The series of cutting that was done at Kibiro showed a series of stratified deposits that had accumulated over a period of 700–800 years up to the present and they seemingly resulted from both domestic and industrial activities. When the cuttings were more closely examined, they found that Cuttings I, III and IV were all found to be horizontal but in comparison, Cutting II was found to be tilted, in areas that were very steep. “Cutting II was located at the edge of what seemed the deepest archaeological deposits, revealed sloping rock rubble which had probably resulted from long continuance of the practice of removing stones from adjacent salt-gardens and heaping them out of the way”. The other cuttings had a variety of thicknesses which were made up of earth, sand, gravel or silt, blended with stones that were different sizes and also had a phenomenal number of potsherds in the majority of the cases. In the process of excavating Cutting II, there was one hearth that was discovered which was believed to have been used in the process for salt-boiling. With the hearths being uncovered it also brought to light that the making of salt in Kibiro was produced throughout the occupation.
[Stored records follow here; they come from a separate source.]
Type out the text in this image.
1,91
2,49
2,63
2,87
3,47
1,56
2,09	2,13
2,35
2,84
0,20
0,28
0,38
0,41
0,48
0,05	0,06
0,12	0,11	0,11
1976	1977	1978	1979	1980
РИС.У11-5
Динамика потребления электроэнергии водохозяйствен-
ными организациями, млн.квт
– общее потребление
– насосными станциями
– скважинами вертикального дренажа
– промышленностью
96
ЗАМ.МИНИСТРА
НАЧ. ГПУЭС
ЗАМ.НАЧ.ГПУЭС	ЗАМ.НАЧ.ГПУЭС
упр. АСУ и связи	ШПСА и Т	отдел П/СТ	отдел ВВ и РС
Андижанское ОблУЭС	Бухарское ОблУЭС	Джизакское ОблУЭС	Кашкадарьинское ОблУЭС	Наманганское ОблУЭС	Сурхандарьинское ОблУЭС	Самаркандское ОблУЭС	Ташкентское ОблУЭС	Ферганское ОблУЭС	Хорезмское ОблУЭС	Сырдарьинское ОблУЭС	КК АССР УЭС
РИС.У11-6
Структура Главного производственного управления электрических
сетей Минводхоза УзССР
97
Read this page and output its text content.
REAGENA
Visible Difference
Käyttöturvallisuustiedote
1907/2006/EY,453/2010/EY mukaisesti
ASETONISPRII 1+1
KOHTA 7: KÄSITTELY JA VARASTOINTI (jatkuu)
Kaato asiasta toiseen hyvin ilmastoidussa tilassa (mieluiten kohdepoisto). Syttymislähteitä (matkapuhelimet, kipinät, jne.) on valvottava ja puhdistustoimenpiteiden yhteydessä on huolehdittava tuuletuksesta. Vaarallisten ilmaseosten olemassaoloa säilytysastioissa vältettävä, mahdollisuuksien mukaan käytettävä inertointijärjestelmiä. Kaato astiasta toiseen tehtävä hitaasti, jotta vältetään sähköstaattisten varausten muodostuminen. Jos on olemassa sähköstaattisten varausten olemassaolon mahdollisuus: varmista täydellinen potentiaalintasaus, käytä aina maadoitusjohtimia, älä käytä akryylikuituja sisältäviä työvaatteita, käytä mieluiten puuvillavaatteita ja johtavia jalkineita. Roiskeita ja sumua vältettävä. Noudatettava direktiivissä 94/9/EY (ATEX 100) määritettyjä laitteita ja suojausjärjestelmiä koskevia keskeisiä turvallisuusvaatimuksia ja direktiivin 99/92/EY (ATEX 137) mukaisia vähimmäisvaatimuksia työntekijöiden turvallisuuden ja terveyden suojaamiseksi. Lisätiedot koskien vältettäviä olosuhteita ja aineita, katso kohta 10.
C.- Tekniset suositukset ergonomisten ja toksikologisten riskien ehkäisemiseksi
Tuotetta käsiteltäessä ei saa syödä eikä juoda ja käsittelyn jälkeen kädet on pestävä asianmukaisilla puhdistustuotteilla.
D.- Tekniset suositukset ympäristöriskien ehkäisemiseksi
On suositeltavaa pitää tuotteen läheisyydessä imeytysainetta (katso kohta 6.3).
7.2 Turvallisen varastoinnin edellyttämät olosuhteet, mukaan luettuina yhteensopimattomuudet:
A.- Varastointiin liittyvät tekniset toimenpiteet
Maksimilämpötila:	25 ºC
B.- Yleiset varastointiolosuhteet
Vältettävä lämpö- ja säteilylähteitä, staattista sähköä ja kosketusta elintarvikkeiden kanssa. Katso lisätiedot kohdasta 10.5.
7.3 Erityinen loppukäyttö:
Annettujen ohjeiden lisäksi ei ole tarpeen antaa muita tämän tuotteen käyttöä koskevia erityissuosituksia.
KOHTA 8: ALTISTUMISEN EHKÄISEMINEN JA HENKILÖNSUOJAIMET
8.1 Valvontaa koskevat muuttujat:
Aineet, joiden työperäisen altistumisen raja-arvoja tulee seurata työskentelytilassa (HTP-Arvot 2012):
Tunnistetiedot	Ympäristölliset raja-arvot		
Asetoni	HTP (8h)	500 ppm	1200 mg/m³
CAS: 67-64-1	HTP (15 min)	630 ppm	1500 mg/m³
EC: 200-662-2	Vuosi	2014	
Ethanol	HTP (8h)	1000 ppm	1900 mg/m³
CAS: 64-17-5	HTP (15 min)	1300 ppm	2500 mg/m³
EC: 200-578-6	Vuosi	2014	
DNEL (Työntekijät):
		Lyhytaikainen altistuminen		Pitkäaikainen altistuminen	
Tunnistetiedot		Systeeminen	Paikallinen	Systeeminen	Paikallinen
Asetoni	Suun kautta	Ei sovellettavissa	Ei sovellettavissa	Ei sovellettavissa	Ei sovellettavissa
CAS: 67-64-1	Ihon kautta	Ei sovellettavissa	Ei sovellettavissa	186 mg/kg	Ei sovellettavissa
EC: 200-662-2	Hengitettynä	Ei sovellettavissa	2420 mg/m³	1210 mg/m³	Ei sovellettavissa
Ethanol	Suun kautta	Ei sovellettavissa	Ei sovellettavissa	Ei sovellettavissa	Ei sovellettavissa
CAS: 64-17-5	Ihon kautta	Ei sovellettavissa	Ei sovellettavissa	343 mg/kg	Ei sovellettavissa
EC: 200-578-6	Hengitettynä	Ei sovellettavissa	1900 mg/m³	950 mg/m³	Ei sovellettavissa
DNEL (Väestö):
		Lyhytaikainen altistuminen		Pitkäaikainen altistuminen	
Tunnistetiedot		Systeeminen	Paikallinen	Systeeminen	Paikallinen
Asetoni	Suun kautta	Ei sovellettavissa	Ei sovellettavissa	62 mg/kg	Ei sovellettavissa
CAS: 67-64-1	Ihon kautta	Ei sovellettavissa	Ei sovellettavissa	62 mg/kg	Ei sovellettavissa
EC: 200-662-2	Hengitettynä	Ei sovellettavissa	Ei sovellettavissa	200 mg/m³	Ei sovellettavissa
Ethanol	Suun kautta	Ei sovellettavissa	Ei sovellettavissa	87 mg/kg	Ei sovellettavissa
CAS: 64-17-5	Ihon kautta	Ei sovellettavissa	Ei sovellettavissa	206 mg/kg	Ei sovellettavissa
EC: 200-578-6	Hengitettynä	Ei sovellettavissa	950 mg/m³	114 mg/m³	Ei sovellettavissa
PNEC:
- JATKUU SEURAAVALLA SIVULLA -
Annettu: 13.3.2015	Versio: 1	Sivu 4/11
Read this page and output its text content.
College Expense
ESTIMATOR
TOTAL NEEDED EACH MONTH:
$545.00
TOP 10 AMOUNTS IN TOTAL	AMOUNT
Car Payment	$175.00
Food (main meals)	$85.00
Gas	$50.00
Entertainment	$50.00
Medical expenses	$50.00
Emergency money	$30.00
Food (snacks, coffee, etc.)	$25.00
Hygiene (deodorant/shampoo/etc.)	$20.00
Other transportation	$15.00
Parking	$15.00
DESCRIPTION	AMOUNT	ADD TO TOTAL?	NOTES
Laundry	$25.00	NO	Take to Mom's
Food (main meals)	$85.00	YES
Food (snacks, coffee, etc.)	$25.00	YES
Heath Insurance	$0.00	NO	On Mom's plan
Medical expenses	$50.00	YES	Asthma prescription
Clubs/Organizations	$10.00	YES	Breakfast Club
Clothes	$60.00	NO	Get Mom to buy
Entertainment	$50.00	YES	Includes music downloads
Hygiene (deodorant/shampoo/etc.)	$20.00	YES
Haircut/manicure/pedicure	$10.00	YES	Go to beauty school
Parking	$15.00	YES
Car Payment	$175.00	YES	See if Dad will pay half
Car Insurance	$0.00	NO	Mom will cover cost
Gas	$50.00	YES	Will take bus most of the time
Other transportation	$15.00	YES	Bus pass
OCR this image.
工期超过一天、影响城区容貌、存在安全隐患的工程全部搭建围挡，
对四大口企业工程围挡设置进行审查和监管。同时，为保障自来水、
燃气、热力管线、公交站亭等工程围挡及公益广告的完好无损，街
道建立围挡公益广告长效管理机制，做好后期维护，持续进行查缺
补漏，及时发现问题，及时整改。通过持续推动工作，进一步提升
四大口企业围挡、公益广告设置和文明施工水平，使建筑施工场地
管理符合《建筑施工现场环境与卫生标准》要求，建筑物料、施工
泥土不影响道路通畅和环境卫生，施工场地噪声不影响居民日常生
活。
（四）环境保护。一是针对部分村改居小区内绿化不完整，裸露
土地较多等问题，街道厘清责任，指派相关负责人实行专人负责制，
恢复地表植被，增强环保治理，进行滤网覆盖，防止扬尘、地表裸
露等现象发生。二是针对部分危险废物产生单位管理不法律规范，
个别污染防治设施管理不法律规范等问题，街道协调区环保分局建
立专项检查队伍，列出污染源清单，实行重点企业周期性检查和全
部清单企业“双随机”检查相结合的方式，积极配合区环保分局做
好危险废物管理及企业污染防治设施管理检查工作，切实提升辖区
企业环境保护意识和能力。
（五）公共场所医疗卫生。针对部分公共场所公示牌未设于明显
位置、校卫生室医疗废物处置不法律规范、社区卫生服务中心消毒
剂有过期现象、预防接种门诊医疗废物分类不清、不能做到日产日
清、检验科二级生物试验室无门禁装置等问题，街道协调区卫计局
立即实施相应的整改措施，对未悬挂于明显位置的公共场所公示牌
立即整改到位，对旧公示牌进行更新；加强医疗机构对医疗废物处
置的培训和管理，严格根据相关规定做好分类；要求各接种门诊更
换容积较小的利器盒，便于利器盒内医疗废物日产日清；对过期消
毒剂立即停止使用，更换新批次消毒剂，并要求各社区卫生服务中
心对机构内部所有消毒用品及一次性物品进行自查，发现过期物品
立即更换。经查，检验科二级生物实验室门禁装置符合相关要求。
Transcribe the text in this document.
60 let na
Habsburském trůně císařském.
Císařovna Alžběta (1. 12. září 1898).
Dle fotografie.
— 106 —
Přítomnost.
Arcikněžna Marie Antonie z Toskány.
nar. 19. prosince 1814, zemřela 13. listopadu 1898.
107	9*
According to Graham Connah in his article published in 1991, he states that “because Cutting I was a limited test-hole, Cutting II had partly tilted deposits, and Cutting IV sampled the shallower part of the archaeological deposits near the edge of Lake Albert, Cutting III provides the most reliable and most complete stratified sequence.

== Discussion ==
With there being many excavations being done in Kibiro, one must be aware of the consequences that come with the archaeological work being done. If it had not been for the salt industry, the village of Kibiro would have only been known as a small fishing village. With there being a demand for the salt, it created the demand for people to want to go and live in the area to make be part of the industry. There had to be some understanding that, “as time goes on the village population increases, it seems inevitable that more and more of the important Kibiro deposits will be destroyed by the digging of these pits”. Though it is important to know the origins of an old kingdom, it comes at the cost of exploiting the resources that make the small village of Kibiro unique and cause it to no longer be the place in which the beginnings can be traced.